Die Akademie Gesundheitswirtschaft und Senioren des Oberbergischen Kreises (AGewiS) unterstützt mit 47 Auszubildenden den Umzug von 34 an Demenz erkrankten alten Menschen vom "Haus Altstadt" in das "Dietrich Bonhoeffer Haus" in Bergneustadt.

Projekt der Akademie Gesundheitswirtschaft und Senioren

Logo Oberbergischer Kreis, Akademie Gesundheitswirtschaft und Senioren Eigenbetriebsähnliche EinrichtungOberbergischer Kreis. Mit dem „Dietrich Bonhoeffer Haus“ in Bergneustadt entsteht eine besondere Betreuungs- und Versorgungsform für Menschen mit Demenz. 34 alte Menschen werden vom „Haus Altstadt“ aus dorthin umziehen.

Für die häufig altersverwirrten Bewohner wird jetzt „alles anders“. Die bevorstehenden Veränderungen stellen sie vor Herausforderungen, die ohne professionelle Hilfe nicht zu meistern sind. Die Akademie Gesundheitswirtschaft und Senioren des Oberbergischen Kreises (AGewiS) unterstützt das Vorhaben mit 47 Auszubildenden. Jeder Auszubildende ist Umzugspate für einen Bewohner. Die Idee des Projektes hat für die Auszubildenden in der Altenpflege das Ziel, den Bewohnern durch ihre Anwesenheit psychosoziale Unterstützung in der schwierigen Umzugssituation zu geben.

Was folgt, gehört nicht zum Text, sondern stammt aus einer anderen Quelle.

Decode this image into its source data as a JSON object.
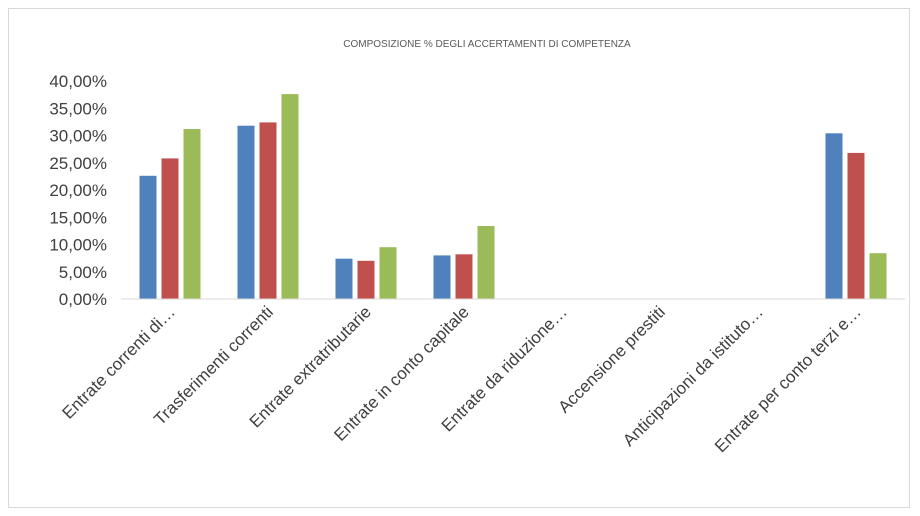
{
  "chart_data": {
    "type": "bar",
    "title": "COMPOSIZIONE % DEGLI ACCERTAMENTI DI COMPETENZA",
    "categories": [
      "Entrate correnti di…",
      "Trasferimenti correnti",
      "Entrate extratributarie",
      "Entrate in conto capitale",
      "Entrate da riduzione…",
      "Accensione prestiti",
      "Anticipazioni da istituto…",
      "Entrate per conto terzi e…"
    ],
    "series": [
      {
        "color": "#4f81bd",
        "values": [
          22.6,
          31.8,
          7.4,
          8.0,
          0,
          0,
          0,
          30.4
        ]
      },
      {
        "color": "#c0504d",
        "values": [
          25.8,
          32.4,
          7.0,
          8.2,
          0,
          0,
          0,
          26.8
        ]
      },
      {
        "color": "#9bbb59",
        "values": [
          31.2,
          37.6,
          9.5,
          13.4,
          0,
          0,
          0,
          8.4
        ]
      }
    ],
    "yticks": [
      "0,00%",
      "5,00%",
      "10,00%",
      "15,00%",
      "20,00%",
      "25,00%",
      "30,00%",
      "35,00%",
      "40,00%"
    ],
    "ylim": [
      0,
      40
    ],
    "grid": false,
    "legend": "none"
  }
}
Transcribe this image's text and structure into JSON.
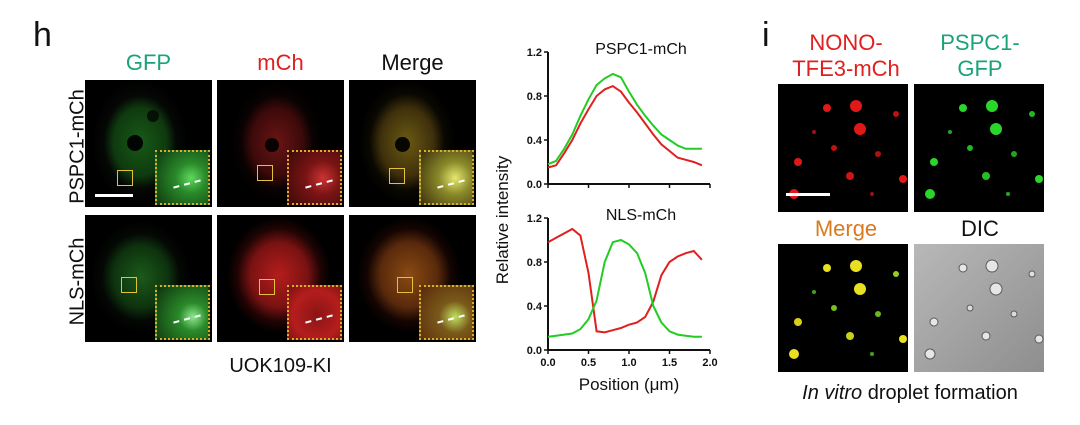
{
  "panel_h": {
    "letter": "h",
    "columns": [
      "GFP",
      "mCh",
      "Merge"
    ],
    "column_colors": [
      "#1aa37a",
      "#e02020",
      "#111111"
    ],
    "rows": [
      "PSPC1-mCh",
      "NLS-mCh"
    ],
    "caption": "UOK109-KI"
  },
  "chart_data": [
    {
      "type": "line",
      "title": "PSPC1-mCh",
      "xlabel": "Position (μm)",
      "ylabel": "Relative intensity",
      "xlim": [
        0.0,
        2.0
      ],
      "ylim": [
        0.0,
        1.2
      ],
      "xticks": [
        "0.0",
        "0.5",
        "1.0",
        "1.5",
        "2.0"
      ],
      "yticks": [
        "0.0",
        "0.4",
        "0.8",
        "1.2"
      ],
      "x": [
        0.0,
        0.1,
        0.2,
        0.3,
        0.4,
        0.5,
        0.6,
        0.7,
        0.8,
        0.9,
        1.0,
        1.1,
        1.2,
        1.3,
        1.4,
        1.5,
        1.6,
        1.7,
        1.8,
        1.9
      ],
      "series": [
        {
          "color": "#e02020",
          "values": [
            0.15,
            0.17,
            0.28,
            0.4,
            0.55,
            0.68,
            0.8,
            0.86,
            0.89,
            0.84,
            0.74,
            0.65,
            0.55,
            0.45,
            0.36,
            0.3,
            0.24,
            0.22,
            0.2,
            0.17
          ]
        },
        {
          "color": "#22cc22",
          "values": [
            0.18,
            0.21,
            0.32,
            0.45,
            0.62,
            0.77,
            0.9,
            0.96,
            1.0,
            0.97,
            0.84,
            0.72,
            0.62,
            0.53,
            0.45,
            0.4,
            0.35,
            0.32,
            0.32,
            0.32
          ]
        }
      ]
    },
    {
      "type": "line",
      "title": "NLS-mCh",
      "xlabel": "Position (μm)",
      "ylabel": "Relative intensity",
      "xlim": [
        0.0,
        2.0
      ],
      "ylim": [
        0.0,
        1.2
      ],
      "xticks": [
        "0.0",
        "0.5",
        "1.0",
        "1.5",
        "2.0"
      ],
      "yticks": [
        "0.0",
        "0.4",
        "0.8",
        "1.2"
      ],
      "x": [
        0.0,
        0.1,
        0.2,
        0.3,
        0.4,
        0.5,
        0.6,
        0.7,
        0.8,
        0.9,
        1.0,
        1.1,
        1.2,
        1.3,
        1.4,
        1.5,
        1.6,
        1.7,
        1.8,
        1.9
      ],
      "series": [
        {
          "color": "#e02020",
          "values": [
            0.98,
            1.02,
            1.06,
            1.1,
            1.04,
            0.7,
            0.17,
            0.16,
            0.18,
            0.2,
            0.23,
            0.25,
            0.3,
            0.44,
            0.68,
            0.8,
            0.85,
            0.88,
            0.9,
            0.82
          ]
        },
        {
          "color": "#22cc22",
          "values": [
            0.12,
            0.13,
            0.14,
            0.15,
            0.19,
            0.28,
            0.45,
            0.8,
            0.98,
            1.0,
            0.96,
            0.88,
            0.7,
            0.4,
            0.25,
            0.17,
            0.14,
            0.13,
            0.12,
            0.12
          ]
        }
      ]
    }
  ],
  "panel_i": {
    "letter": "i",
    "top_labels": [
      "NONO-\nTFE3-mCh",
      "PSPC1-\nGFP"
    ],
    "top_label_colors": [
      "#e02020",
      "#1aa37a"
    ],
    "bottom_labels": [
      "Merge",
      "DIC"
    ],
    "bottom_label_colors": [
      "#d87a1e",
      "#111111"
    ],
    "caption_italic": "In vitro",
    "caption_rest": " droplet formation"
  }
}
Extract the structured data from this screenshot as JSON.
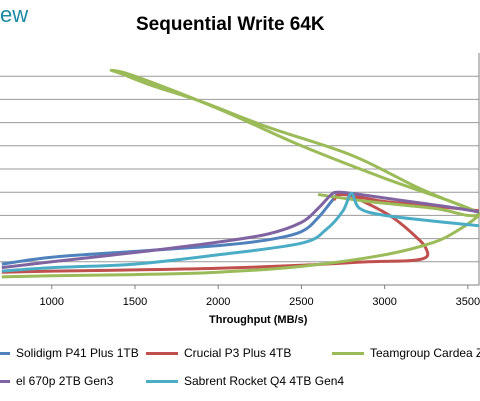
{
  "header": {
    "logo_text": "ew"
  },
  "chart_data": {
    "type": "line",
    "title": "Sequential Write 64K",
    "xlabel": "Throughput (MB/s)",
    "ylabel": "",
    "x_ticks": [
      "1000",
      "1500",
      "2000",
      "2500",
      "3000",
      "3500"
    ],
    "xlim": [
      689,
      3567
    ],
    "ylim": [
      0,
      10
    ],
    "grid": true,
    "legend_position": "bottom",
    "series": [
      {
        "name": "Solidigm P41 Plus 1TB",
        "color": "#4f81bd",
        "points": [
          [
            700,
            0.9
          ],
          [
            1000,
            1.2
          ],
          [
            1500,
            1.45
          ],
          [
            2000,
            1.7
          ],
          [
            2300,
            1.95
          ],
          [
            2500,
            2.3
          ],
          [
            2600,
            2.9
          ],
          [
            2680,
            3.6
          ],
          [
            2720,
            3.95
          ]
        ]
      },
      {
        "name": "Crucial P3 Plus 4TB",
        "color": "#c0504d",
        "points": [
          [
            700,
            0.55
          ],
          [
            1000,
            0.6
          ],
          [
            1500,
            0.65
          ],
          [
            2000,
            0.72
          ],
          [
            2500,
            0.85
          ],
          [
            2900,
            1.0
          ],
          [
            3150,
            1.05
          ],
          [
            3250,
            1.2
          ],
          [
            3250,
            1.55
          ],
          [
            3200,
            2.0
          ],
          [
            3050,
            2.9
          ],
          [
            2900,
            3.5
          ],
          [
            2750,
            3.95
          ],
          [
            2700,
            3.7
          ],
          [
            2750,
            3.9
          ],
          [
            3000,
            3.6
          ],
          [
            3300,
            3.4
          ],
          [
            3567,
            3.2
          ]
        ]
      },
      {
        "name": "Teamgroup Cardea Z",
        "color": "#9bbb59",
        "points": [
          [
            700,
            0.35
          ],
          [
            1000,
            0.4
          ],
          [
            1500,
            0.45
          ],
          [
            2000,
            0.55
          ],
          [
            2500,
            0.8
          ],
          [
            3000,
            1.3
          ],
          [
            3300,
            1.85
          ],
          [
            3450,
            2.4
          ],
          [
            3550,
            2.9
          ],
          [
            3567,
            3.1
          ],
          [
            3500,
            3.3
          ],
          [
            3200,
            4.2
          ],
          [
            2800,
            5.6
          ],
          [
            2300,
            6.8
          ],
          [
            1900,
            7.9
          ],
          [
            1600,
            8.6
          ],
          [
            1420,
            9.1
          ],
          [
            1360,
            9.25
          ],
          [
            1500,
            9.0
          ],
          [
            2000,
            7.6
          ],
          [
            2500,
            6.0
          ],
          [
            3000,
            4.6
          ],
          [
            3400,
            3.6
          ],
          [
            3567,
            3.1
          ],
          [
            3500,
            3.0
          ],
          [
            3300,
            3.3
          ],
          [
            2900,
            3.6
          ],
          [
            2600,
            3.9
          ]
        ]
      },
      {
        "name": "el 670p 2TB Gen3",
        "color": "#8064a2",
        "points": [
          [
            700,
            0.75
          ],
          [
            1000,
            1.0
          ],
          [
            1500,
            1.4
          ],
          [
            2000,
            1.85
          ],
          [
            2300,
            2.2
          ],
          [
            2500,
            2.7
          ],
          [
            2600,
            3.3
          ],
          [
            2680,
            3.9
          ],
          [
            2720,
            4.0
          ],
          [
            2800,
            3.95
          ],
          [
            3000,
            3.75
          ],
          [
            3200,
            3.55
          ],
          [
            3400,
            3.35
          ],
          [
            3567,
            3.15
          ]
        ]
      },
      {
        "name": "Sabrent Rocket Q4 4TB Gen4",
        "color": "#4bacc6",
        "points": [
          [
            700,
            0.6
          ],
          [
            1000,
            0.75
          ],
          [
            1500,
            0.9
          ],
          [
            2000,
            1.3
          ],
          [
            2500,
            1.8
          ],
          [
            2650,
            2.4
          ],
          [
            2750,
            3.2
          ],
          [
            2800,
            3.95
          ],
          [
            2850,
            3.3
          ],
          [
            3000,
            3.0
          ],
          [
            3300,
            2.75
          ],
          [
            3567,
            2.55
          ]
        ]
      }
    ]
  }
}
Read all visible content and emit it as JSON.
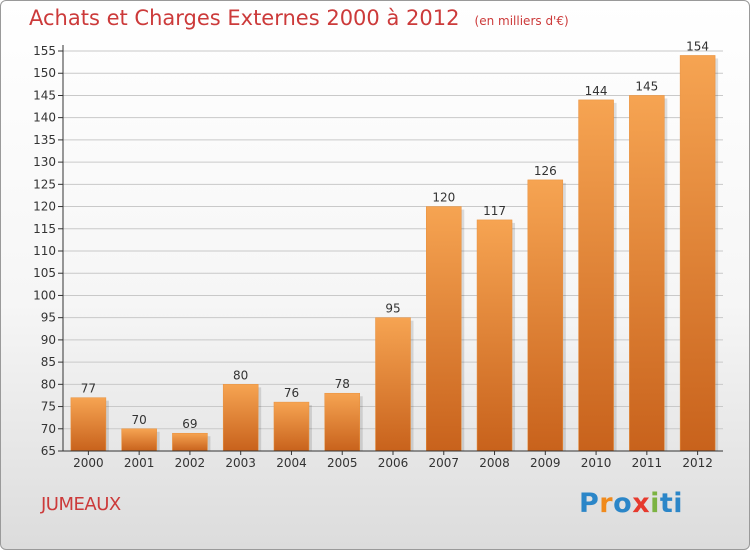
{
  "title": "Achats et Charges Externes 2000 à 2012",
  "unit_label": "(en milliers d'€)",
  "location": "JUMEAUX",
  "logo_text": "Proxiti",
  "colors": {
    "title": "#cc3a3a",
    "bar_top": "#f6a452",
    "bar_bottom": "#c8621c",
    "grid": "#c9c9c9",
    "axis": "#333333"
  },
  "chart_data": {
    "type": "bar",
    "categories": [
      "2000",
      "2001",
      "2002",
      "2003",
      "2004",
      "2005",
      "2006",
      "2007",
      "2008",
      "2009",
      "2010",
      "2011",
      "2012"
    ],
    "values": [
      77,
      70,
      69,
      80,
      76,
      78,
      95,
      120,
      117,
      126,
      144,
      145,
      154
    ],
    "title": "Achats et Charges Externes 2000 à 2012",
    "subtitle": "(en milliers d'€)",
    "xlabel": "",
    "ylabel": "",
    "ylim": [
      65,
      155
    ],
    "yticks": [
      65,
      70,
      75,
      80,
      85,
      90,
      95,
      100,
      105,
      110,
      115,
      120,
      125,
      130,
      135,
      140,
      145,
      150,
      155
    ],
    "grid": true,
    "data_labels": true
  }
}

Dabei lernen die Auszubildenden die Bewohnerinnen und Bewohner im Vorfeld des „großen Tages“ kennen. Die übrigen Auszubildenden der AGewiS bilden ein Organisationsteam. Sie beschäftigen sich mit dem „Projektmanagement“ eines solchen Umzuges und schaffen die Strukturen für einen guten Ablauf.

„Bei der Hilfe, die wir vor Ort für die Bewohner geben, lernen unsere Auszubildenden bereits die unterschiedlichen Lernfelder ihres zukünftigen Berufes kennen“, sagt Ursula Kriesten, die Leiterin der AGewiS. Konkret: Alte Menschen personen- und situationsbezogen zu pflegen, dabei Lebenswelten und soziale Netzwerke alter Menschen zu berücksichtigen.

Die Auszubildenden unterstützen die Bewohnerinnen und Bewohner bei der Gestaltung ihres Wohnraums und des Wohnumfeldes und helfen bei der Tagesgestaltung.

Besonders wichtig ist es, dass die Auszubildenden frühzeitig den Kontakt zu den betroffenen alten Menschen herstellen und diesen Kontakt auch halten, sagt Ursula Kriesten. Nach dem Umzug erfolgt eine Nachbegleitung, die erst endet, wenn der neue Lebensraum gemeinsam gestaltet wurde.